Elle est l’une des premières à revendiquer le droit de vivre de son art en région et à reconnaître la valeur du travail des artistes. Croyant fermement en l’enracinement de l’art au sein du territoire, Lise Pichette a pavé la voie à la remarquable vitalité artistique et culturelle de la région. Désireuses, avec Alice Pomerleau, de transmettre ce goût pour le théâtre, elles ont monté des ateliers pour les jeunes. Elle a ainsi contribué à la professionnalisation du théâtre en région et inspiré toute une génération de jeunes artistes. Femme de son temps, elle est aussi touchée par des sujets comme la violence faite aux femmes, le suicide chez les jeunes, le chômage, le décrochage scolaire, l’alcoolisme et la toxicomanie, la santé mentale, la pornographie, etc. Mais c’est la destruction de l’environnement et l’aveuglement volontaire dont fait preuve le gouvernement face aux dégâts écologiques causés par les mines qui la révoltent le plus. Amoureuse de la nature, elle entretient une relation intime, presque sensuelle avec elle. Quand elle entend parler pour la première fois d’écologie, vers 16-17 ans, elle est naïvement convaincue que c’est une affaire de quelques années avant que le problème soit réglé, tant les conséquences sont importantes. Pourtant, rien ne bouge.
Nous avons peu à peu été initié·es aux grandes batailles menées par Alice et Lise, celle de la valeur du travail des artistes, de leur droit de pratiquer leur art en région, celle de devoir faire émaner du territoire la parole des artistes.
– Rosalie Chartier-Lacombe
Lassé·es d’entendre “Ah c’est la mine”, pour expliquer et excuser ces ravages, Les Zybrides en font leur ligne de mire. Les Zombres de la Zone Z, la Grande Cadence ou encore le Requiem pour le Lac Osisko dénoncent, à leur manière, les décisions gouvernementales et sont un appel à la prise de conscience collective sur l’importance de ces sujets. Plusieurs décennies plus tard, ces problématiques sont toujours d’actualité et l’équipe du Petit Théâtre du Vieux Noranda s’inscrit dans cette continuité.
Femme de bon goût et de profondeur, femme aux valeurs d’une autre époque, celle où les choses prenaient le temps de se faire, Lise Pichette a marqué son temps et les magnifiques photo de François Ruph dépeignent une époque libre, pleine de joies et de fêtes.

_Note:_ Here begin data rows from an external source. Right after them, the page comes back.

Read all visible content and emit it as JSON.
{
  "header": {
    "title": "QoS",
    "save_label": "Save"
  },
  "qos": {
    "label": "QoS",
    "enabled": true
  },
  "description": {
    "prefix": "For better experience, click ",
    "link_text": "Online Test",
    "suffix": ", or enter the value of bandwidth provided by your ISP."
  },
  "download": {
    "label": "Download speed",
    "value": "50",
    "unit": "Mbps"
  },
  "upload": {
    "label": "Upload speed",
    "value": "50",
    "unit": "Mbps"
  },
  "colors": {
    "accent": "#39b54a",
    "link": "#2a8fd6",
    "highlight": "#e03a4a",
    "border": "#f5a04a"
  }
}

Lise Pichette en quelques rôles
Sources :
BAnQ Rouyn-Noranda, P265, fonds de la troupe de théâtre “Les Zybrides”
Jeanne-Mance Delisle, Alexandre Castonguay et Rosalie Chartier Lacombe, “Hommage à Lise Pichette – femme de théâtre et de convictions”, L’indice Bohémien, 12 déc. 2014 [consulté le 7 janvier 2022]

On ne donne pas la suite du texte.